Berlin US-Präsident Donald Trump ist noch kein Jahr im Amt. Aber das Urteil über seinen Einfluss auf die transatlantischen Beziehungen fällt bereits sehr deutlich aus. „Das Verhältnis der USA zu Europa ist schlechter als je zuvor“, sagt Volker Perthes, Direktor der Stiftung Wissenschaft und Politik (SWP).

„America first, Unberechenbarkeit, Regelbruch und individuelles Fehlverhalten prägen mittlerweile unsere Beziehungen“, klagt auch der stellvertretende SPD-Fraktionsvorsitzende Rolf Mützenich. Diese düstere Einschätzung des transatlantischen Verhältnisses wird - mit mehr oder weniger großer Zurückhaltung - parteiübergreifend in Deutschland und Europa geteilt. Daran ändert auch die Feststellung von Bundeskanzlerin Angela Merkel Anfang Dezember nichts, dass die Vereinigten Staaten „nach wie vor unser wichtigster Partner bleiben“.

2017 ist nach allen Meinungsumfragen das Jahr des Absturzes der deutschen und europäischen Begeisterung für die USA geworden, die unter Trumps Vorgänger Barack Obama noch ein Hoch erlebt hatte. Eine düstere Zwischenbilanz zog auch der noch amtierende Außenminister Sigmar Gabriel bei der Tagung der Körber-Stiftung.

Er verwies auf die Alleingänge der USA etwa beim Austritt aus dem Pariser Klimaschutzabkommen, Trumps Zweifel am gemeinsam ausgehandelten Atomabkommen mit dem Iran und die Anerkennung Jerusalems als israelische Hauptstadt.

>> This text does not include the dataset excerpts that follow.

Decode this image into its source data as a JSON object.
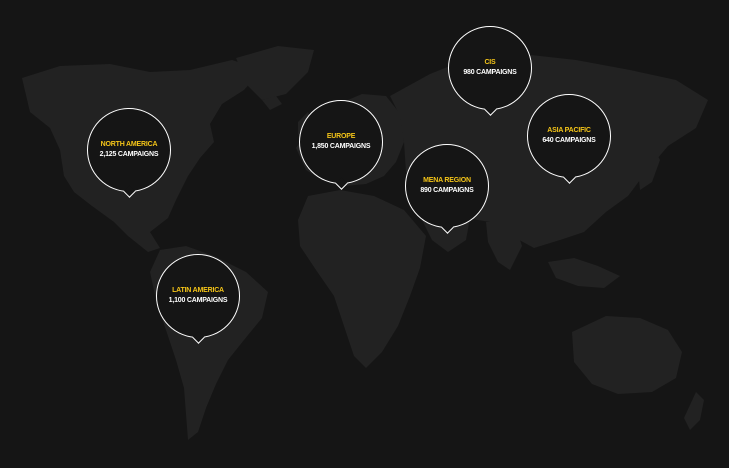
{
  "colors": {
    "background": "#151515",
    "land": "#222222",
    "accent": "#f5c518",
    "text": "#ffffff",
    "marker_border": "#ffffff"
  },
  "regions": [
    {
      "name": "NORTH AMERICA",
      "count": "2,125 CAMPAIGNS"
    },
    {
      "name": "EUROPE",
      "count": "1,850 CAMPAIGNS"
    },
    {
      "name": "CIS",
      "count": "980 CAMPAIGNS"
    },
    {
      "name": "ASIA PACIFIC",
      "count": "640 CAMPAIGNS"
    },
    {
      "name": "MENA REGION",
      "count": "890 CAMPAIGNS"
    },
    {
      "name": "LATIN AMERICA",
      "count": "1,100 CAMPAIGNS"
    }
  ]
}
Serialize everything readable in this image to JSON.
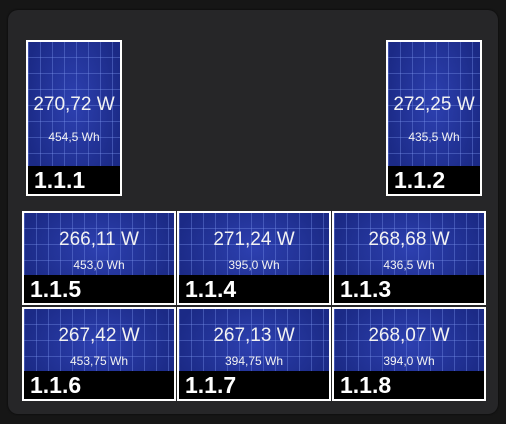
{
  "colors": {
    "card_background": "#262628",
    "panel_cell_blue": "#1f2f93",
    "panel_border": "#ffffff",
    "label_bar": "#000000",
    "text": "#f2f2f2"
  },
  "panels": [
    {
      "id": "1.1.1",
      "power": "270,72 W",
      "energy": "454,5 Wh"
    },
    {
      "id": "1.1.2",
      "power": "272,25 W",
      "energy": "435,5 Wh"
    },
    {
      "id": "1.1.5",
      "power": "266,11 W",
      "energy": "453,0 Wh"
    },
    {
      "id": "1.1.4",
      "power": "271,24 W",
      "energy": "395,0 Wh"
    },
    {
      "id": "1.1.3",
      "power": "268,68 W",
      "energy": "436,5 Wh"
    },
    {
      "id": "1.1.6",
      "power": "267,42 W",
      "energy": "453,75 Wh"
    },
    {
      "id": "1.1.7",
      "power": "267,13 W",
      "energy": "394,75 Wh"
    },
    {
      "id": "1.1.8",
      "power": "268,07 W",
      "energy": "394,0 Wh"
    }
  ]
}
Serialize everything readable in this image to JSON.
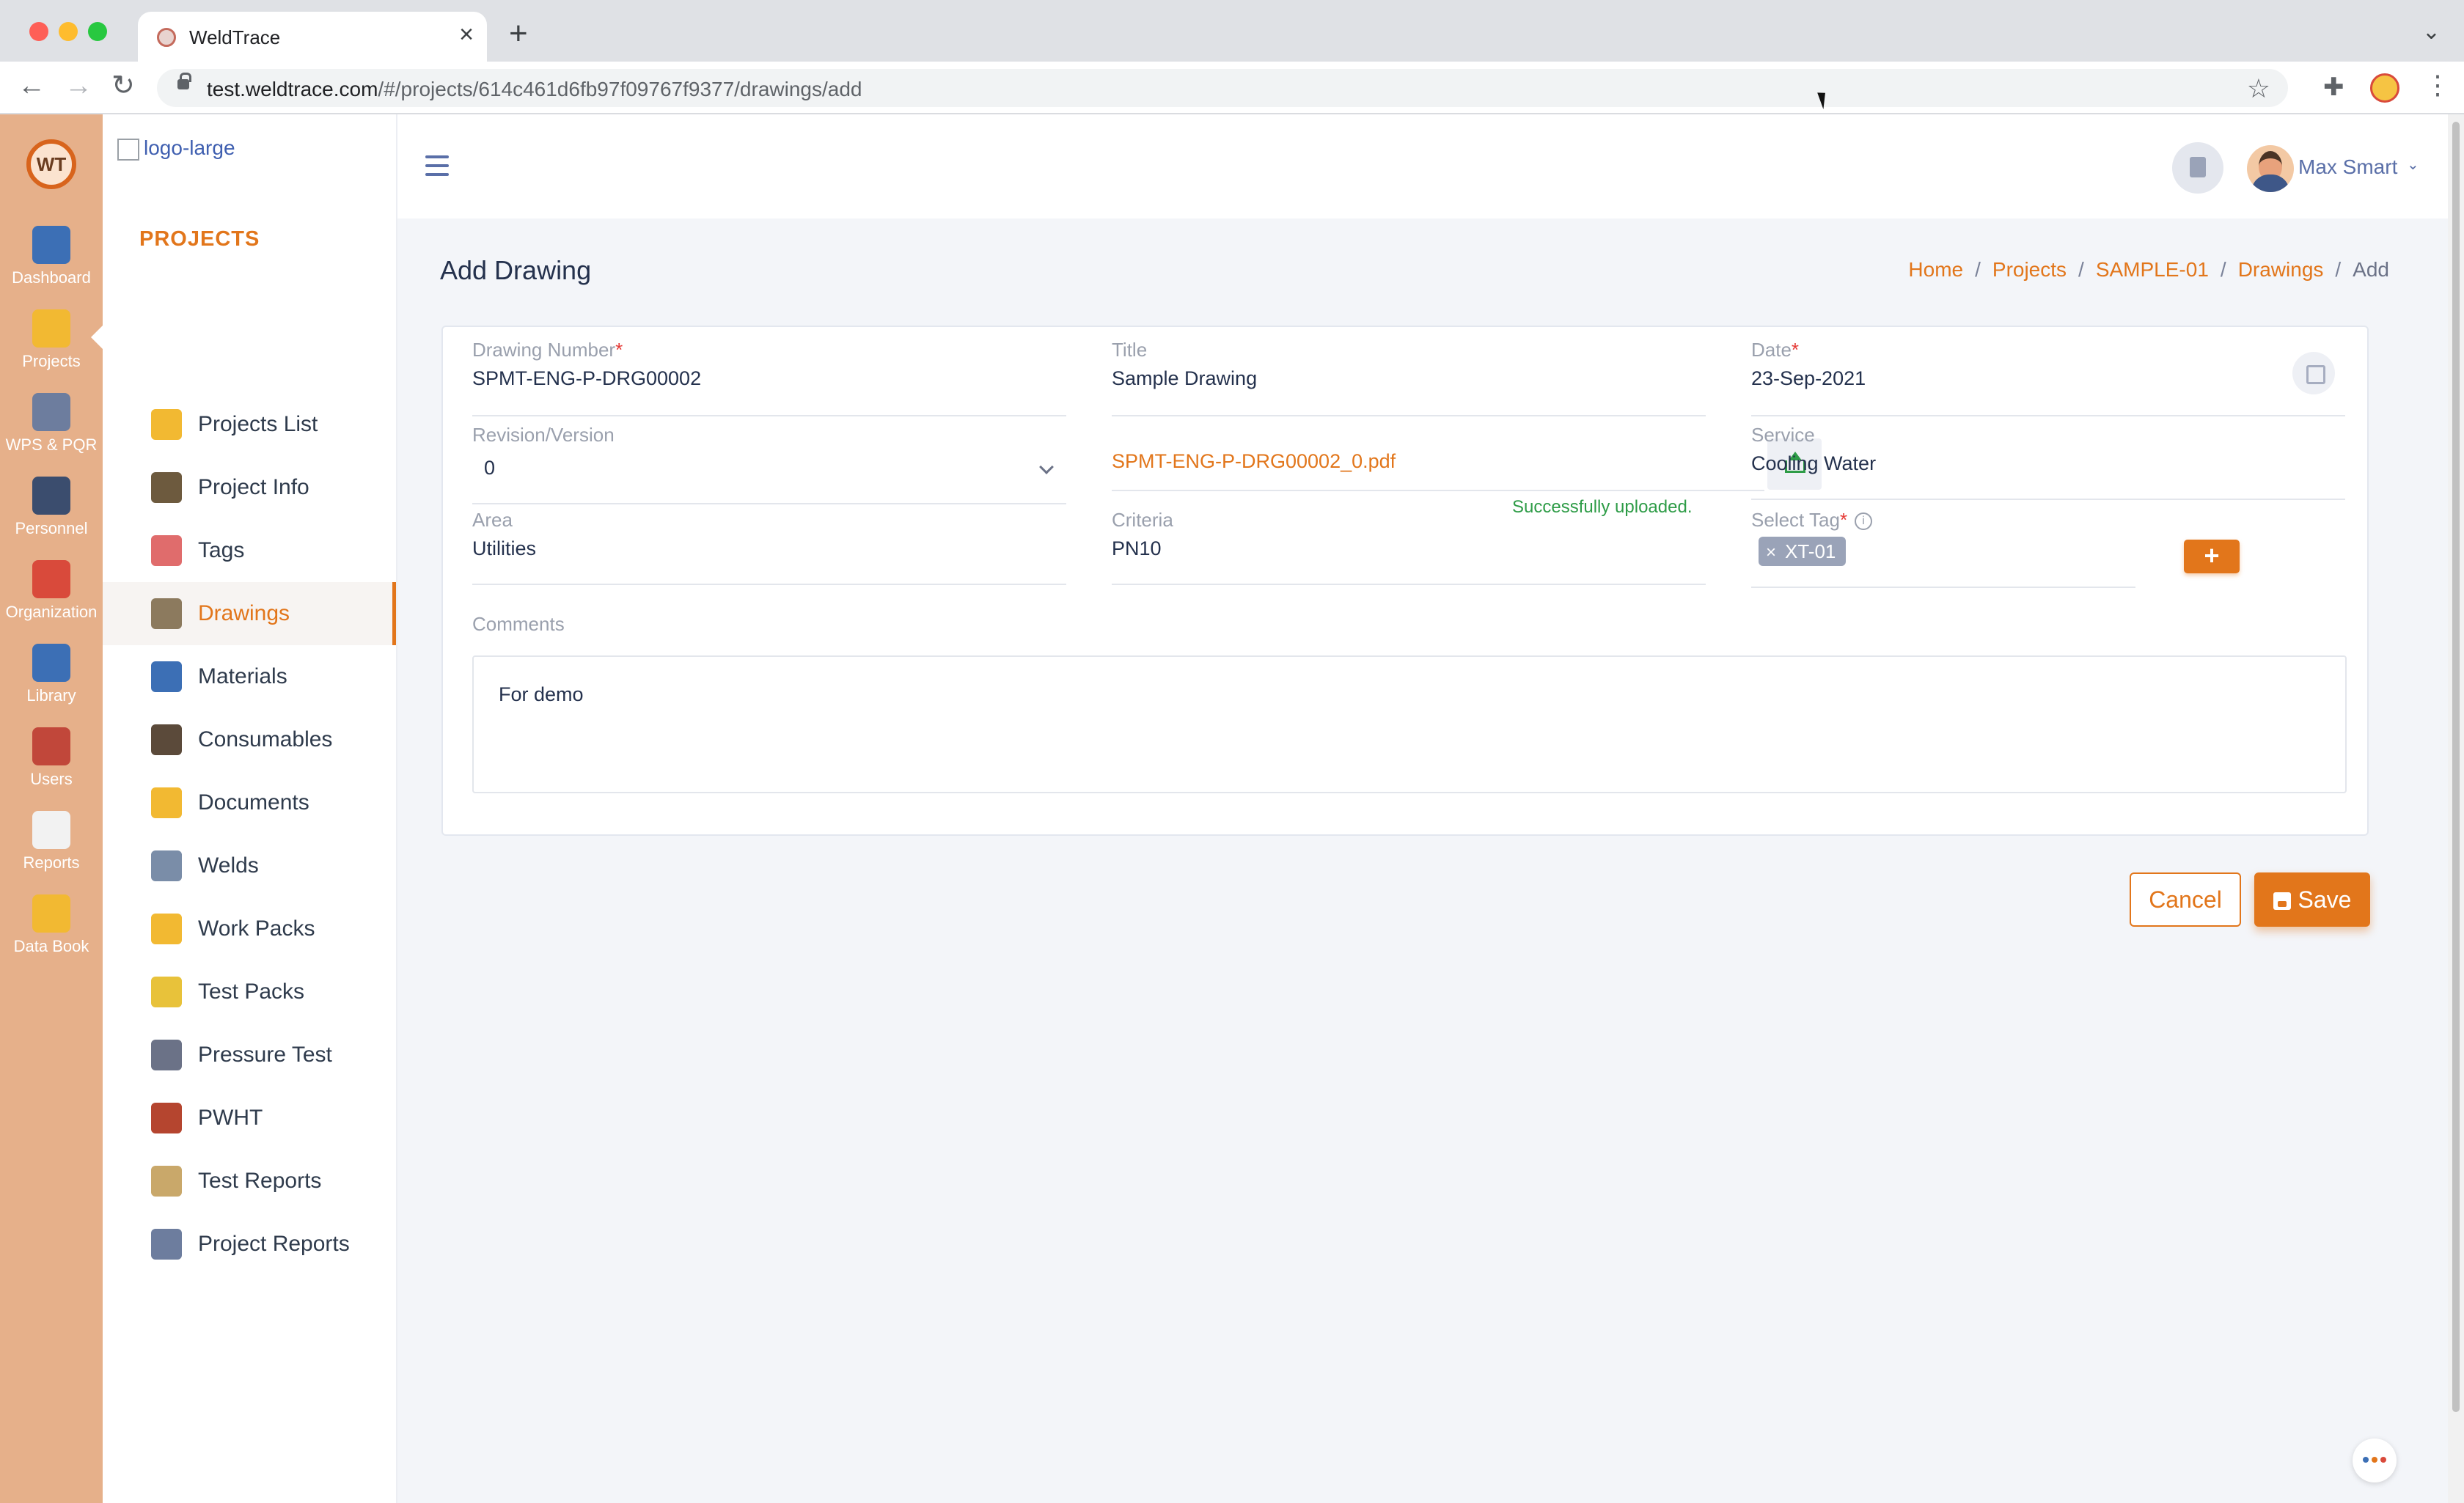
{
  "browser": {
    "tab_title": "WeldTrace",
    "url_host": "test.weldtrace.com",
    "url_path": "/#/projects/614c461d6fb97f09767f9377/drawings/add"
  },
  "rail": {
    "logo_text": "WT",
    "items": [
      {
        "label": "Dashboard",
        "icon": "dashboard-icon",
        "color": "#3c6fb5"
      },
      {
        "label": "Projects",
        "icon": "projects-folder-icon",
        "color": "#f2b932"
      },
      {
        "label": "WPS & PQR",
        "icon": "wps-pqr-icon",
        "color": "#6d7d9e"
      },
      {
        "label": "Personnel",
        "icon": "personnel-icon",
        "color": "#3b4d6e"
      },
      {
        "label": "Organization",
        "icon": "organization-icon",
        "color": "#d94a3b"
      },
      {
        "label": "Library",
        "icon": "library-icon",
        "color": "#3c6fb5"
      },
      {
        "label": "Users",
        "icon": "users-icon",
        "color": "#c1473a"
      },
      {
        "label": "Reports",
        "icon": "reports-icon",
        "color": "#f2f2f2"
      },
      {
        "label": "Data Book",
        "icon": "data-book-icon",
        "color": "#f2b932"
      }
    ]
  },
  "sidebar": {
    "logo_alt": "logo-large",
    "heading": "PROJECTS",
    "items": [
      {
        "label": "Projects List",
        "icon": "projects-list-icon",
        "color": "#f2b932"
      },
      {
        "label": "Project Info",
        "icon": "project-info-icon",
        "color": "#6d5a3e"
      },
      {
        "label": "Tags",
        "icon": "tags-icon",
        "color": "#e06c6c"
      },
      {
        "label": "Drawings",
        "icon": "drawings-icon",
        "color": "#8c7a5e"
      },
      {
        "label": "Materials",
        "icon": "materials-icon",
        "color": "#3c6fb5"
      },
      {
        "label": "Consumables",
        "icon": "consumables-icon",
        "color": "#5b4a3a"
      },
      {
        "label": "Documents",
        "icon": "documents-icon",
        "color": "#f2b932"
      },
      {
        "label": "Welds",
        "icon": "welds-icon",
        "color": "#7a8da8"
      },
      {
        "label": "Work Packs",
        "icon": "work-packs-icon",
        "color": "#f2b932"
      },
      {
        "label": "Test Packs",
        "icon": "test-packs-icon",
        "color": "#e8c23a"
      },
      {
        "label": "Pressure Test",
        "icon": "pressure-test-icon",
        "color": "#6b7287"
      },
      {
        "label": "PWHT",
        "icon": "pwht-icon",
        "color": "#b5452f"
      },
      {
        "label": "Test Reports",
        "icon": "test-reports-icon",
        "color": "#c9a86a"
      },
      {
        "label": "Project Reports",
        "icon": "project-reports-icon",
        "color": "#6d7d9e"
      }
    ]
  },
  "header": {
    "user_name": "Max Smart"
  },
  "page": {
    "title": "Add Drawing",
    "breadcrumb": [
      "Home",
      "Projects",
      "SAMPLE-01",
      "Drawings",
      "Add"
    ]
  },
  "form": {
    "drawing_number": {
      "label": "Drawing Number",
      "value": "SPMT-ENG-P-DRG00002"
    },
    "title": {
      "label": "Title",
      "value": "Sample Drawing"
    },
    "date": {
      "label": "Date",
      "value": "23-Sep-2021"
    },
    "revision": {
      "label": "Revision/Version",
      "value": "0"
    },
    "file": {
      "name": "SPMT-ENG-P-DRG00002_0.pdf",
      "status": "Successfully uploaded."
    },
    "service": {
      "label": "Service",
      "value": "Cooling Water"
    },
    "area": {
      "label": "Area",
      "value": "Utilities"
    },
    "criteria": {
      "label": "Criteria",
      "value": "PN10"
    },
    "tag": {
      "label": "Select Tag",
      "chip": "XT-01",
      "add_label": "+"
    },
    "comments": {
      "label": "Comments",
      "value": "For demo"
    }
  },
  "actions": {
    "cancel": "Cancel",
    "save": "Save"
  },
  "colors": {
    "accent": "#e2761b",
    "rail": "#e6b08a",
    "success": "#2e9c47"
  }
}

Dabei herrschte kurz nach der Wahl des Immobilien-Milliardärs zum US-Präsidenten zwar Entsetzen, aber auch das Prinzip Hoffnung. Gleich am Tag nach der Wahl, am 9. November 2016, gratulierte Kanzlerin Merkel dem Wahlsieger Trump öffentlich - mit einer Mischung aus Anerkennung und Mahnung: „Mit keinem Land außerhalb der Europäischen Union hat Deutschland eine tiefere Verbindung als mit den Vereinigten Staaten von Amerika.“

Dann erinnerte sie Trump allerdings in einem ungewöhnlichen Akt ganz bewusst an die gemeinsamen Werte: „Demokratie, Freiheit, Respekt vor dem Recht und der Würde jedes einzelnen Menschen, unabhängig von Herkunft, Hautfarbe, Religion, Geschlecht, sexueller Orientierung oder politischer Einstellung“, zählte sie auf.

„Auf der Basis dieser Werte möchte ich Ihnen eine enge Zusammenarbeit persönlich wie auch der Regierungen unserer Länder anbieten.“ Das klang nach ausgestreckter Hand und Mahnung zugleich.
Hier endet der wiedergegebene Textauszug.